8/04/2014 00:11 - Modificado em 7/04/2014 23:45

faca costaAs autoridades médicas e a Polícia Judiciária realizaram uma perícia para apurarem as causas da morte da jovem Mileida Santos, conhecida por Mileidy, assassinada à facada na zona de Chã D´Cemitério, São Vicente. As análises ao corpo da vítima demonstraram que foi agredida com golpes de faca e que Mileidy sofreu um choque hemorrágico, pelo que, devido às hemorragias, veio a falecer por excessiva perda de sangue.

 

O exame médico foi realizado ao corpo de Mileida Santos de 21 anos e as autoridades apuraram que o homicídio foi perpetrado com uma faca. As análises permitiram esclarecer o registo dos ferimentos e apontaram que a vítima tinha golpes na região torácica e que sofreu politraumatismo torácico resultante das agressões com uma faca.

 

Em declarações à RCV, a delegada de Saúde Ariana Monteiro afirmou que “fizemos a autópsia de hábito interna, porque achamos que não era necessário, nessas circunstâncias, irmos mais além. Trata-se de uma jovem que morreu em consequência de um choque hemorrágico, resultante de politraumatismo torácico, com lesões inciso-perfurantes de costelas, do pulmão direito e, provavelmente, a lesão de grandes vasos sanguíneos com uma abundante hemorragia”.

 

O Departamento da Polícia Judiciária do Mindelo está a realizar diligências para investigar o assassinato da jovem de 21 anos. A PJ esteve a interrogar as pessoas que encontraram o corpo da vítima e assegura não estar ainda na posse de todos os elementos que possam desvendar essa morte e que ainda não foi identificado o indivíduo que matou Mileida Santos.

 

O caso deixou em estado de choque os familiares e amigos da vítima que “foram apanhados de surpresa com a notícia do assassinato de Mileidy. Uma tragédia que deixa sofrimento e revolta por não se saber que a matou” explicou ao NN, Francisco Santos, pai da vítima. O móbil do crime está a ser censurado pela sociedade são-vicentina, numa altura em que a PJ procura esclarecer o mistério dos factos do homicídio e deter o autor da morte da jovem.

  1. Zé Black

    “fizemos a autópsia de hábito interna, porque achamos que não era necessário, nessas circunstâncias, irmos mais além”….Pergunta: neste caso se antes disso ela foi violada, ficou-se por saber.
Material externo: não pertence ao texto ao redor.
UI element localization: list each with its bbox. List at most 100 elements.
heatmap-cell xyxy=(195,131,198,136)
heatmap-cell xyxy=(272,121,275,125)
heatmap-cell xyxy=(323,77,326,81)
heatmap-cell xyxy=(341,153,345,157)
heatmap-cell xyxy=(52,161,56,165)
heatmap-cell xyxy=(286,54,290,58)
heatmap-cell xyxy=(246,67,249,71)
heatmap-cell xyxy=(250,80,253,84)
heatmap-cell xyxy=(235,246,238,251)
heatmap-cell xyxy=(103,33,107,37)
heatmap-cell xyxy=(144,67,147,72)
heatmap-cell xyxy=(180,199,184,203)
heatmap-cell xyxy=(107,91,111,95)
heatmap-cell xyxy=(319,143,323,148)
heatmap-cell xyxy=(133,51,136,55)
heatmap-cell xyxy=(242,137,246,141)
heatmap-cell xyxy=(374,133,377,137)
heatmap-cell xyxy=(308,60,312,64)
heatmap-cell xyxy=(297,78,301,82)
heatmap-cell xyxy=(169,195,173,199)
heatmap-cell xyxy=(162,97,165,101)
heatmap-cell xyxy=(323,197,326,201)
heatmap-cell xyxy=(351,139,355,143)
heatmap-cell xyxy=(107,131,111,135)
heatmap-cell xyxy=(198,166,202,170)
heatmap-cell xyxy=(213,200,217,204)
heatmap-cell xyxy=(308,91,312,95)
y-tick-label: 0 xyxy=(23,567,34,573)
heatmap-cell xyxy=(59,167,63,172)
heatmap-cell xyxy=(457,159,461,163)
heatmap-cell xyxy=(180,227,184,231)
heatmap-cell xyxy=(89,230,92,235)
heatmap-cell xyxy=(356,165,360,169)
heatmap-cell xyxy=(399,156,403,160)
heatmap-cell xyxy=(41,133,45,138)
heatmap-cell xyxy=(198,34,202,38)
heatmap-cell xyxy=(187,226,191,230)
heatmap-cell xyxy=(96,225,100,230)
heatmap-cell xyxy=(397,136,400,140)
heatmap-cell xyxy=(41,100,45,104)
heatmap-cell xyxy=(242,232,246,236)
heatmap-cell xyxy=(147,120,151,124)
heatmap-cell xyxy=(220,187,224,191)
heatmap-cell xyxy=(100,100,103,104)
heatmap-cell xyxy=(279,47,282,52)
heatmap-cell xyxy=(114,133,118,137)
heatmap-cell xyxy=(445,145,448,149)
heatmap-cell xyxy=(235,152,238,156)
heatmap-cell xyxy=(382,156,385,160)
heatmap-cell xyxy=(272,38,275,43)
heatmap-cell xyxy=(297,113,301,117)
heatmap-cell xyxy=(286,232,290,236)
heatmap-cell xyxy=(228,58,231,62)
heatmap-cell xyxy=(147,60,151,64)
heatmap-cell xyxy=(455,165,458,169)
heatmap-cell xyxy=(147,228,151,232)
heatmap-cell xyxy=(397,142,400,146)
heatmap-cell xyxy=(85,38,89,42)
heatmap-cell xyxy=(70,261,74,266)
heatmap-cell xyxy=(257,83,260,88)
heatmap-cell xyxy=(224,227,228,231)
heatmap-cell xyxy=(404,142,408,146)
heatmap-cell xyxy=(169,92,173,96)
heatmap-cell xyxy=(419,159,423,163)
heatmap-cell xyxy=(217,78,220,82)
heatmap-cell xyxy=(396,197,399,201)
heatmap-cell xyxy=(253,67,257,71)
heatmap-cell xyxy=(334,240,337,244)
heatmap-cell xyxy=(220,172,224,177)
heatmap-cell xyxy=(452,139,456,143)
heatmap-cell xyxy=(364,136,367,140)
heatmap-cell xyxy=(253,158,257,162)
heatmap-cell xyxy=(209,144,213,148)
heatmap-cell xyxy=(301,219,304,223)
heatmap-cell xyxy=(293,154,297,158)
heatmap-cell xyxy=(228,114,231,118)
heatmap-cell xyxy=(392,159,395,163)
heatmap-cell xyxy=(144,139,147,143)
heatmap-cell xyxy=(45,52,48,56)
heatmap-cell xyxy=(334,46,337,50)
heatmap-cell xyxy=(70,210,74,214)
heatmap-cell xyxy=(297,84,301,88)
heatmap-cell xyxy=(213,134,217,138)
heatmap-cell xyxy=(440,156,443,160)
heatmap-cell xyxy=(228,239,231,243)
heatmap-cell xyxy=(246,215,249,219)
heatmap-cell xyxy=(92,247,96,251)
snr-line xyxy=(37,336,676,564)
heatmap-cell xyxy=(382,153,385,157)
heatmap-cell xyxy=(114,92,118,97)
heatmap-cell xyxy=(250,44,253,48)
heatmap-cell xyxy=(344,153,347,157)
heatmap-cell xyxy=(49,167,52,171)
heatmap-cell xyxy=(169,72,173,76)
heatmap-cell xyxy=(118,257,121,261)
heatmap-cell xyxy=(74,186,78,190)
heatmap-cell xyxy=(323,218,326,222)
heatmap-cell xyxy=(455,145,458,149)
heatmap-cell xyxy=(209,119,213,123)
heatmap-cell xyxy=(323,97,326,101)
Ela podia ter sido violada antes de morta…é uma hipótese, neste caso convinha uma autopsia completa, não acham? fica a duvida no ar e mais uma morte por desvendar.

  2. peter

    esta coberto de razao black.qualquer cego ve que o procedimento foi incorrecto…haja lata

  3. Maria

    Que autopsia de republica de banana !
    Homicidio de uma jovem e nao fazem uma autopsia completa .
    como sabem quando ela morreu / que tinha no estomago ?
    sera que lutou com os agressores ? sera que foi violada ? por quem ? um homem , dois homens , tres , quatro ou mais . sera que foi assasinada no local ou trouxeram- na para o local depois de ja estar morta ? muitas respostas mas ….
    A policia de Caboverde is inept . deviam ver o show policial CSI ( Crime scene investigation para aprender

  4. margarida

    Haja lata msm.e se ela foi violentada antes?como vao saber

  5. Ze black

    Pelos outros comentários, já percebi o porque de não ter sido necessário fazer a autopsia completa, ia ser inconclusiva alem de que se calhar iam aparecer pelo menos uma dúzia de suspeitos. O pai ha-de carregar este peso na consciência eternamente.